A Path Forward for Vehicle Electrification?
It’s been a rough few months for vehicle electrification efforts in the United States. While Congress swaps proposals to eliminate federal electric vehicle purchase, manufacturing, and charging incentives in order to “pay for” massive tax cuts for the wealthy, President Trump last week signed a Congressional Review Act resolution that claims to eliminate California’s nation-leading zero-emission vehicle standards (a move that, as Ann Carlson noted last month, is both obviously illegal and possibly unstoppable). Those standards had been adopted in a dozen states and were the clearest path remaining to a clean vehicle fleet in the US after the Administration announced plans to abandon federal fuel economy and vehicle emissions reduction mandates.

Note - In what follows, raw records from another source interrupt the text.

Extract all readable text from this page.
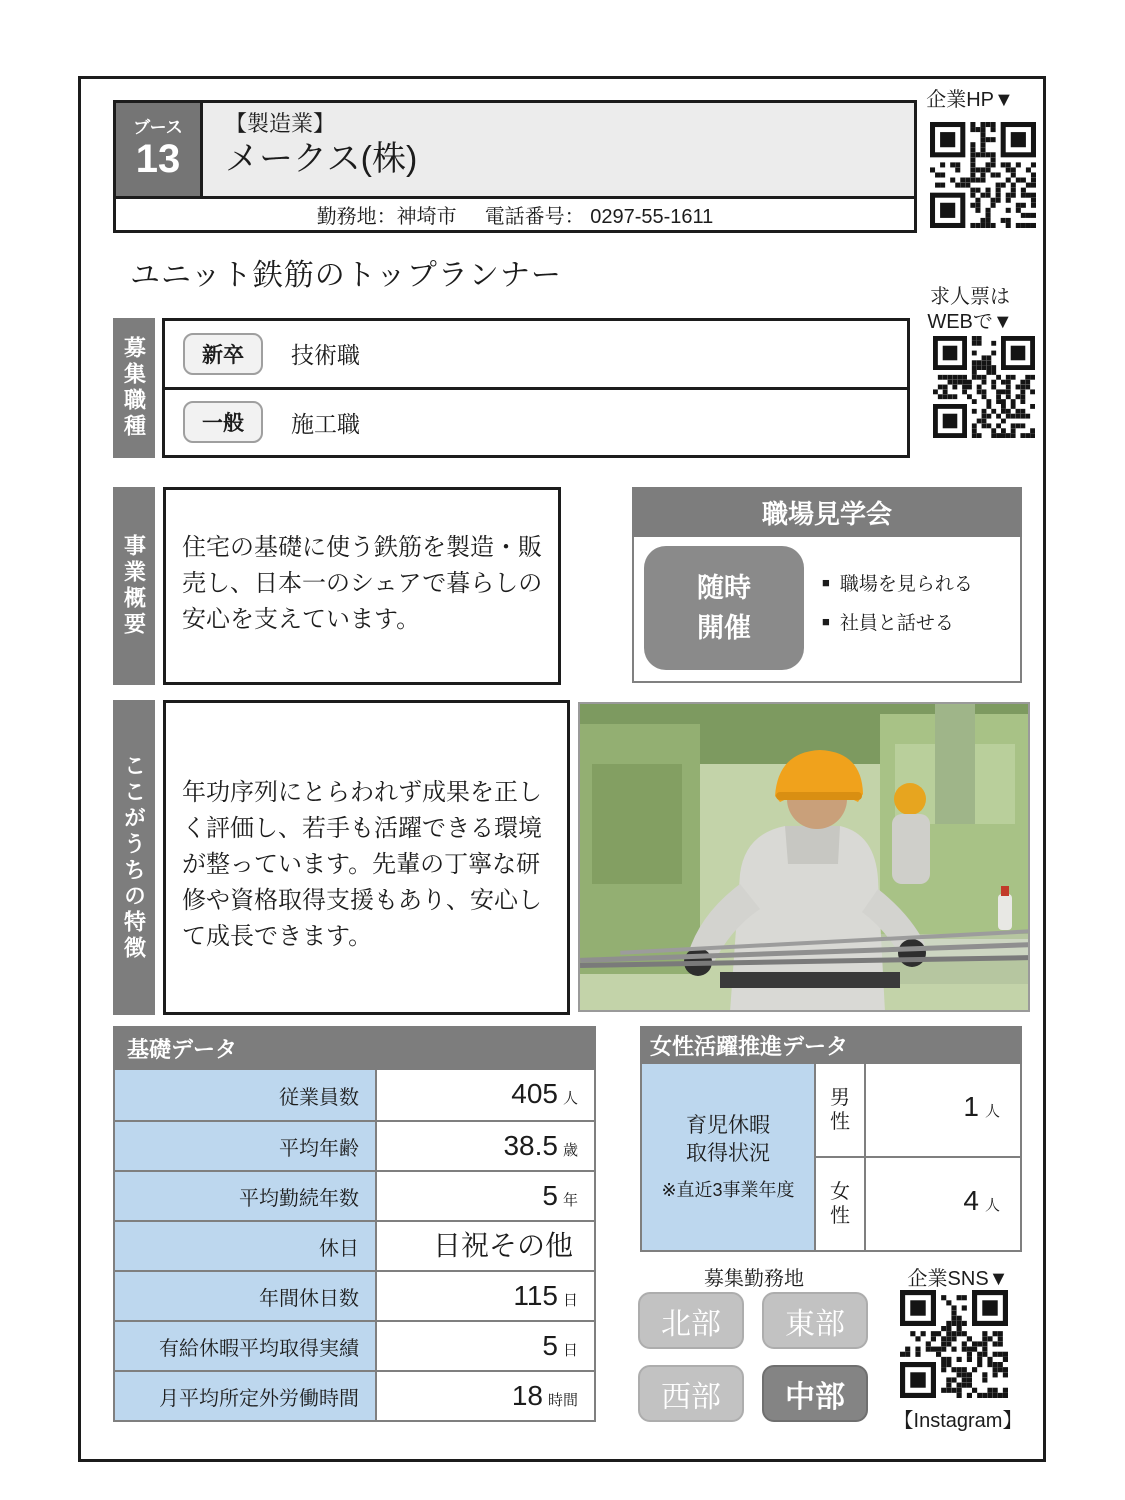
ブース
13
【製造業】
メークス(株)
勤務地：神埼市 電話番号： 0297-55-1611
企業HP▼
ユニット鉄筋のトップランナー
募集職種	新卒	技術職
一般	施工職
求人票は
WEBで▼
事業概要	住宅の基礎に使う鉄筋を製造・販売し、日本一のシェアで暮らしの安心を支えています。
職場見学会
随時
開催
■ 職場を見られる
■ 社員と話せる
ここがうちの特徴	年功序列にとらわれず成果を正しく評価し、若手も活躍できる環境が整っています。先輩の丁寧な研修や資格取得支援もあり、安心して成長できます。
基礎データ
従業員数	405 人
平均年齢	38.5 歳
平均勤続年数	5 年
休日	日祝その他
年間休日数	115 日
有給休暇平均取得実績	5 日
月平均所定外労働時間	18 時間
女性活躍推進データ
育児休暇
取得状況
※直近3事業年度
男性	1 人
女性	4 人
募集勤務地
北部	東部
西部	中部
企業SNS▼
【Instagram】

A new analysis from Bloomberg suggests that these steps will significantly slow the US electrification transition–under the existing federal and state EV policies, Bloomberg projected EVs would constitute nearly 50% of all automobile sales in 2030; with the changes threatened by Trump and Congress, this number drops to 27%. (The analysis anticipates healthier–though still inadequate from a climate perspective–progress around the rest of the globe, and highlights the United States’ steadily shrinking role as a market and policy leader.)
In a country that sells around 15 million new vehicles every year, this means millions more fossil-fuel powered vehicles on the road, and millions more tons of carbon dioxide emitted to the atmosphere and hundreds of thousands more tons of cancer- and asthma-causing pollutants swirling in our communities, every year, for the decades-long life of those vehicles.
This is deeply distressing. It also offers important perspective–admittedly sometimes hard to maintain–in the long debate over the transition from fossil fueled to electrified transportation. Cutting vehicle emissions that harm our lungs and the climate is worth pursuing, even if the most ambitious targets and policies are blocked. And new research shows that adding advanced EVs to our electric grid can provide vital reliability benefits and generate statewide savings. Advocates are increasingly looking to the relationship between EVs and renewable electricity-powered grids, fuel supply security, and indirect source regulation as paths forward to securing the environmental, public health, and economic gains of electrification.
Californians currently buy about one quarter zero-emission vehicles; even if antagonistic forces prevent state leaders from achieving a complete electrification transition by 2035 as envisioned, significant increases between 25 percent and 100 percent are still achievable. Every incremental gain that can be achieved along the way remains worthy. In response to Trump’s signing of the CRA resolution last week, Governor Newsom issued an executive order directing state agencies to examine new pathways to achieve the state’s goals. Let’s hope they embrace the full scope of benefits that electrification provides.